The GIPSA rule would spark major pro-competition and fairness reforms in the livestock and poultry markets. It is being opposed vigorously by “Big Four” meatpackers, Tyson Foods, JBS, Cargill, and National Beef, and by the industry-related trade associations. To read NSAC’s original analysis of the rule in August, click here.
In his letter, Vilsack insisted that USDA had taken every appropriate measure to gauge public response to the rule, and had even extended the comment period to 150 days to allow for more comments. Vilsack also pointed out that USDA had already conducted a cost-benefit analysis as required in the rule-making process.

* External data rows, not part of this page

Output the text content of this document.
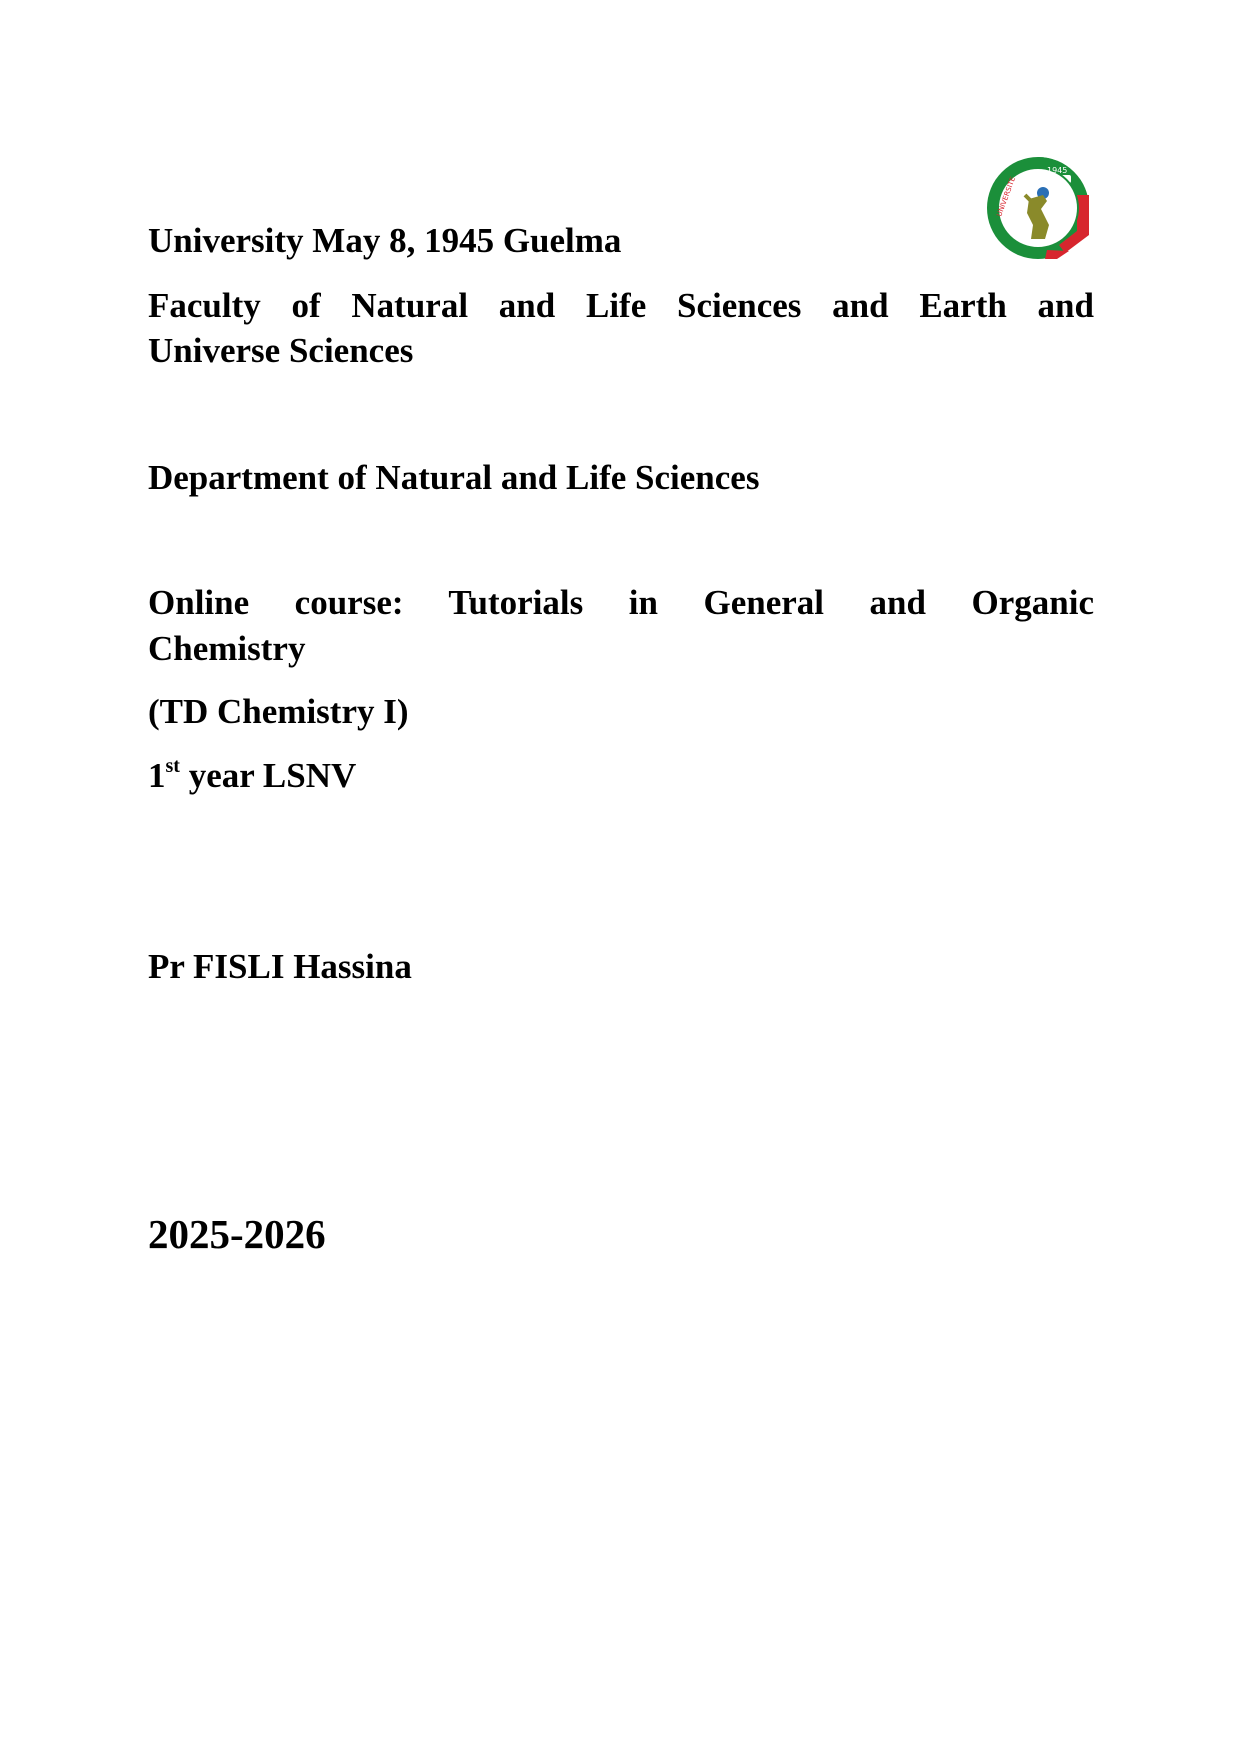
UNIVERSITE
1945

University May 8, 1945 Guelma

Faculty of Natural and Life Sciences and Earth and

Universe Sciences

Department of Natural and Life Sciences

Online course: Tutorials in General and Organic

Chemistry

(TD Chemistry I)

1st year LSNV

Pr FISLI Hassina

2025-2026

“Just as you do, I want a workable, feasible, and commonsense rule,” Vilsack wrote. In response to the representatives’ assertion that “the analysis contained in the proposed rule fails to demonstrate the need for the rule, assess the impact of its implementation on the marketplace, or establish how the implementation of the rule would address the demonstrated need,” Vilsack countered that the proposed rule “is a first step in an important process that will include serious consideration of the public comments and further cost-benefit analysis based on these comments.”